A
VIDA TEM POUCOS PRAZERES
Rogel
Samuel
Sim, poucos prazeres tem a vida. Um é
degustar o chá da tarde na companhia da Doutora X na Confeitaria Colombo. Pena
que a Doutora seja mulher tão difícil, e ocupada. Iria eu todas as tardes lá, à
Colombo, se pudesse ela ir comigo. Não pelo que ali se come: um frugal chá
preto, com “torrada Petrópolis”. Chá com leite, à moda indiana e nepalesa. Mas
pela conversa amena, os olhares vagos, a decoração da casa. Pelo que aquela
Confeitaria Colombo é, desde 1894, com seus salões “art nouveau”, os grandes
espelhos belgas, as vitrines e molduras de jacarandá, as bancadas de mármore
italiano, o mobiliário. O chá servido em porcelana branca, com o logotipo
brasonado “CC” e friso dourado. Os talheres antigos, há poucos anos ainda de
prata. Tudo do que gosto, do luxo antigo, do ar aristocrático, do lugar onde,
em 1920, houve um banquete para o Rei Alberto, da Bélgica, e em 1968 para a
rainha Elizabeth II, da Inglaterra. Lugar freqüentado por Bilac, cujos poemas
da “Tarde” me fazem sonhar. Ali estiveram Getúlio e Juscelino; Lacerda e Negrão
de Lima, este tão elegante governador.

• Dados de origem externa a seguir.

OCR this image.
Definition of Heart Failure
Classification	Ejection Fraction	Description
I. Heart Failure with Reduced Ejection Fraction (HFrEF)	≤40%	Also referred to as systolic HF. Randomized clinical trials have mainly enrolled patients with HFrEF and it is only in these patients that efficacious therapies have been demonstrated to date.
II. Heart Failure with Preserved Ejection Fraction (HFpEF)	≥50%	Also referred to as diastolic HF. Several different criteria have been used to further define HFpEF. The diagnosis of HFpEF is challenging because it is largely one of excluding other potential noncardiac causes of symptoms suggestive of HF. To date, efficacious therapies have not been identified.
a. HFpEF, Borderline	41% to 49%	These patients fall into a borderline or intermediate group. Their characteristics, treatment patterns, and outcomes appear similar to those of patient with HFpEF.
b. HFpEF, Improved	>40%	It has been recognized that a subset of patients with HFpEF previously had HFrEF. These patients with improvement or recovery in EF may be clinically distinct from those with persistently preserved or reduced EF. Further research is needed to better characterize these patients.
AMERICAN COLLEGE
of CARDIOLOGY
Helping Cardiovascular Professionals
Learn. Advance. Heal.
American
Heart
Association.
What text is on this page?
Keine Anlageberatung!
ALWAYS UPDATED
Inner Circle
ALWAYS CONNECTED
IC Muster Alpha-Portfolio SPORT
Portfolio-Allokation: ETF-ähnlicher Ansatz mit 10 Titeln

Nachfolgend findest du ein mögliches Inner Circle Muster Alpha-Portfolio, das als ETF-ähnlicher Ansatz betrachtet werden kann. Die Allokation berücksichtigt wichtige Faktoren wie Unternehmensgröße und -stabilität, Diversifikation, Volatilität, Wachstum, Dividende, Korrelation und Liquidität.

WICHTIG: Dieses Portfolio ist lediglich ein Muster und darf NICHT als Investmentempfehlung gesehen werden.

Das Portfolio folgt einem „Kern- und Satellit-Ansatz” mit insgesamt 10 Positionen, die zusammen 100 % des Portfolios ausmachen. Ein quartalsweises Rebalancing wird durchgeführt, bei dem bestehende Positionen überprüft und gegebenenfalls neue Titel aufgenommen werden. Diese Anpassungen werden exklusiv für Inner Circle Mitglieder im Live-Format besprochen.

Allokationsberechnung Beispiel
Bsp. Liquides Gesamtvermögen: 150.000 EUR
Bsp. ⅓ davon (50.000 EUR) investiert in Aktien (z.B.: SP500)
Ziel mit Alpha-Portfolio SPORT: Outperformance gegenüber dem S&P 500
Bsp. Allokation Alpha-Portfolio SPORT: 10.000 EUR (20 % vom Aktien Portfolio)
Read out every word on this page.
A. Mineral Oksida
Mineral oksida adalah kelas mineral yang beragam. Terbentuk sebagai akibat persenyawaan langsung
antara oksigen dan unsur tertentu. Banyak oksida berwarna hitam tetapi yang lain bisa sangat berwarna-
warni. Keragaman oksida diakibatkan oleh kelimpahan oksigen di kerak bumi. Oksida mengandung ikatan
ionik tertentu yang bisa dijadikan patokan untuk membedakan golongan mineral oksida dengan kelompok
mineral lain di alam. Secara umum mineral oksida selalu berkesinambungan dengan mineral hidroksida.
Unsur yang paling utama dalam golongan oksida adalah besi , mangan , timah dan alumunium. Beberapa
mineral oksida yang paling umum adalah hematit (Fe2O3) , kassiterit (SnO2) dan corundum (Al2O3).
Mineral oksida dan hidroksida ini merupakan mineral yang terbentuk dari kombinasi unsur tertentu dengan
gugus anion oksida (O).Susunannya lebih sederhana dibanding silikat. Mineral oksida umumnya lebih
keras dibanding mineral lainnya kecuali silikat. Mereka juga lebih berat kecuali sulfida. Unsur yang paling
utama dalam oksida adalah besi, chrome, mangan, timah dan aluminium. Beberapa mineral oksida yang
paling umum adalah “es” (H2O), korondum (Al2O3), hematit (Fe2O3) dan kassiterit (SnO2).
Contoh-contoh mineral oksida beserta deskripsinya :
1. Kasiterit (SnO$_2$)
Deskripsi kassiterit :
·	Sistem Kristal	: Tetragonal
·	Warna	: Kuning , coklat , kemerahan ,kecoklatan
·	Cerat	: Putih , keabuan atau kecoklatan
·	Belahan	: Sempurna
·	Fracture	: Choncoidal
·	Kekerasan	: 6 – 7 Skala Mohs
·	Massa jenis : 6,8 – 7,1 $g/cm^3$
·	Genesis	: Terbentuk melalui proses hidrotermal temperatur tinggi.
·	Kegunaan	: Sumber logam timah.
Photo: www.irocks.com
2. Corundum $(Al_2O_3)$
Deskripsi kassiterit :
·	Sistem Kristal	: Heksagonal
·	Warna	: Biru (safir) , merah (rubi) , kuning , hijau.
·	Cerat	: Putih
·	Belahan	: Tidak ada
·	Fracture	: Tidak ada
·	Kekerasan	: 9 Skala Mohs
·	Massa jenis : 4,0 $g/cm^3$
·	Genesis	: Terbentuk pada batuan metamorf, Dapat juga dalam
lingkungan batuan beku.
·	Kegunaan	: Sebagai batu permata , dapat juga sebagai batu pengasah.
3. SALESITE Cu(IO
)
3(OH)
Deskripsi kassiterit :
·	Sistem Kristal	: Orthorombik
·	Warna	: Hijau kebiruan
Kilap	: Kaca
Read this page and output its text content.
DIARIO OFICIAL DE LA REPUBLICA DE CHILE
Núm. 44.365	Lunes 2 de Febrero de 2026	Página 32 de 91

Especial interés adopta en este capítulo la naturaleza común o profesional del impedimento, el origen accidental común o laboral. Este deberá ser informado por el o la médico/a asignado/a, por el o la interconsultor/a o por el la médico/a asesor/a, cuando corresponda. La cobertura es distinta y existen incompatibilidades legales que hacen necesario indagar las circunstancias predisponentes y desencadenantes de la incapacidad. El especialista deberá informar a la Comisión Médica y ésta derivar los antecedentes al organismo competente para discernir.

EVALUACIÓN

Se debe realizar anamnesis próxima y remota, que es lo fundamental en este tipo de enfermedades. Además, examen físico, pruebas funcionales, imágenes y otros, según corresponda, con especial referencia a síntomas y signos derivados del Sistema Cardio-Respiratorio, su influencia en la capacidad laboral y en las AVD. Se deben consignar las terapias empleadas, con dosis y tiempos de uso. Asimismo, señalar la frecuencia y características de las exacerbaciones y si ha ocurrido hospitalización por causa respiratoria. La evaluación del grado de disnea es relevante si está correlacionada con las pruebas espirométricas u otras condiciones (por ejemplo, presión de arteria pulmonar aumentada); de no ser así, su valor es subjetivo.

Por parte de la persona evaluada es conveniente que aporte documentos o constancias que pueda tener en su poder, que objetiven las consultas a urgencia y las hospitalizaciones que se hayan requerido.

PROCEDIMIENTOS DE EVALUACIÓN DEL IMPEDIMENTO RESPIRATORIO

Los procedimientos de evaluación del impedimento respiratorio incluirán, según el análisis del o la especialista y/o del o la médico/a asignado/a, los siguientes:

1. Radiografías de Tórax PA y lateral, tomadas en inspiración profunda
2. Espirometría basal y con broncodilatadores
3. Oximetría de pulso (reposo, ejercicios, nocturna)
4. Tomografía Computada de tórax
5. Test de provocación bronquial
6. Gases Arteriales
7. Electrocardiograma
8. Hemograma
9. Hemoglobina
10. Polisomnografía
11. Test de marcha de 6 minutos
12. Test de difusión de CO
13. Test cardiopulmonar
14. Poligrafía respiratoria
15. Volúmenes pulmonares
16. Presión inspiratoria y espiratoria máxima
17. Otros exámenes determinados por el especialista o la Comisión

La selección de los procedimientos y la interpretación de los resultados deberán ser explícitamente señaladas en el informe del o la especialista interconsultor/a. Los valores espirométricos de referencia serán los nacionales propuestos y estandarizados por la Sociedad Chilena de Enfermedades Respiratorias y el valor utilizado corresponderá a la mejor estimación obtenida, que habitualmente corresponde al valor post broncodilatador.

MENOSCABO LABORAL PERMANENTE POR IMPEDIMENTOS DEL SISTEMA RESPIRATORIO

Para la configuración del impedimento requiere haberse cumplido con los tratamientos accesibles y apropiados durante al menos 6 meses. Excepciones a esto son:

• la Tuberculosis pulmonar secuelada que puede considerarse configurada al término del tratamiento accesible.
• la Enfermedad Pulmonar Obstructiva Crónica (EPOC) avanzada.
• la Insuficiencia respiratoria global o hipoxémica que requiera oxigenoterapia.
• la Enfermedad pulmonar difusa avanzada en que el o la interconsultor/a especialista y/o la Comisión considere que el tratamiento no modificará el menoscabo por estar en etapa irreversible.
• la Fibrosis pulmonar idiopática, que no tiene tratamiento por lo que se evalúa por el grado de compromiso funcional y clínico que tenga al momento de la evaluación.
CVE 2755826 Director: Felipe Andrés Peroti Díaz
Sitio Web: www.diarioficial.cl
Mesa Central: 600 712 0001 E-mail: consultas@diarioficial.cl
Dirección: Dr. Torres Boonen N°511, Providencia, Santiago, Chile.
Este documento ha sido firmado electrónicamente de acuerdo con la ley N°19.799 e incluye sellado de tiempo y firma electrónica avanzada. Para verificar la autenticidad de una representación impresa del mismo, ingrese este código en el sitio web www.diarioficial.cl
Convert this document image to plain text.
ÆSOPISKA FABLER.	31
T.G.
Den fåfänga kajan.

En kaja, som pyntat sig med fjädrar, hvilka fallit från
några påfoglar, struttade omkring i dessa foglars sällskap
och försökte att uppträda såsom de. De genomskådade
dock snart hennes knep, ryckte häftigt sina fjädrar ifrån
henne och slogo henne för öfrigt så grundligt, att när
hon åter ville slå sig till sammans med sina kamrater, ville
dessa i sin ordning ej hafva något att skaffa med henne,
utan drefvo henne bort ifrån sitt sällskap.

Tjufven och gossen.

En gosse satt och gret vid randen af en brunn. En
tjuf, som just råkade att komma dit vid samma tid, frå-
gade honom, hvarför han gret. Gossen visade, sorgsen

E eu espero que meu querido Presidente
Lula, um dia, venha ali tomar o seu chá das cinco, agora que está sete quilos
mais magro, ele que deve ser, no futuro, reconhecido como o melhor presidente
do Brasil. Sim, amo aquele lugar à moda antiga, amo aqueles salões de um
requinte de luxo do passado, do decadente passado, o que me lembra Manaus, o
que acende minhas ascendências, meu orgulho de brasileiro meio índio, pois todo
índio é orgulhoso, altivo e nobre; da aristocracia indígena do Amazonas, onde
os índios eram cavalheiros nobres. Sim, a vida tem poucas delícias, o paraíso
não é aqui. Não. Mas na Colombo ainda estamos em paz, apesar da péssima
acústica daquele enorme espaço. É muito barato. Gasto pouco mais de dez reais,
e estou como um lorde, ou como um velho amazonense da Manaus da época de meu
avô Maurice, ainda que não vestindo a casaca, o colete e o chapéu. Se quiser
gastar e almoçar, peço o “Filet Mignon à Duchesse”, quem sabe o “Paillard Duque
de Windsor”, ou os “Mignonnettes à Dijon”. Também existe o “Filet de frango à
Cordon Bleu”. O “Peru à Bilac” tem úmidas fatias de peito de peru, acompanhadas
por deliciosa farofa de frutas e risoto ao champagne. Como sobremesa podemos
ter a “Bavaroise de Damasco”, a “Charlotte”, a “Pêra Belle Hélène”, ou umas
“Gaufrettes”. Sou um ser deslocado, ali, à moda parnasiana, vivo naquele mundo
construído e selado por um outro lado e modo, e, se tivesse talento lingüístico,
pela imaginação poética, gostaria transformar o simples chá da Colombo numa
especial página, como aquelas saídas da pena de Proust. Porque a Confeitaria
ainda ostenta o seu deslumbramento, os seus múltiplos reflexos, as
quinquilharias de seus espelhos de cristal, as suas janelas e bandeiras das
portas transformadas em lúcidas placas de prata rutilante numa edificação de
dois andares, de procedimento art-nouveau,
cingida de finos gradis torneados em convulsionadas e violentas volutas de
gavinhas elegantes de efeminado contorno, travestidas, descomedidas, decoradas
pela curva da escadaria de mármore, torta e enfática, escura e em pleno gozo
das réplicas vilas européias, de um poder surdo e solipsista, ágil e terrível,
que se expressa nas paredes de estuque e pinturas com irisações de um falso
ouro esverdeado e escuro, na entrançadura de seus ritmos de galhadas e
folhagens de uma vegetação alucinada e japonesa subindo por aquelas formas até
o teto multirefletido nos visotados espelhos e luminosos lustres, e nas flores
estilizadas de modo a evocar a lembrança de algum exótico prazer. Por isso amo
aquele lugar e os que ainda nos restam, poucos, como o Bar Luiz e o Lamas.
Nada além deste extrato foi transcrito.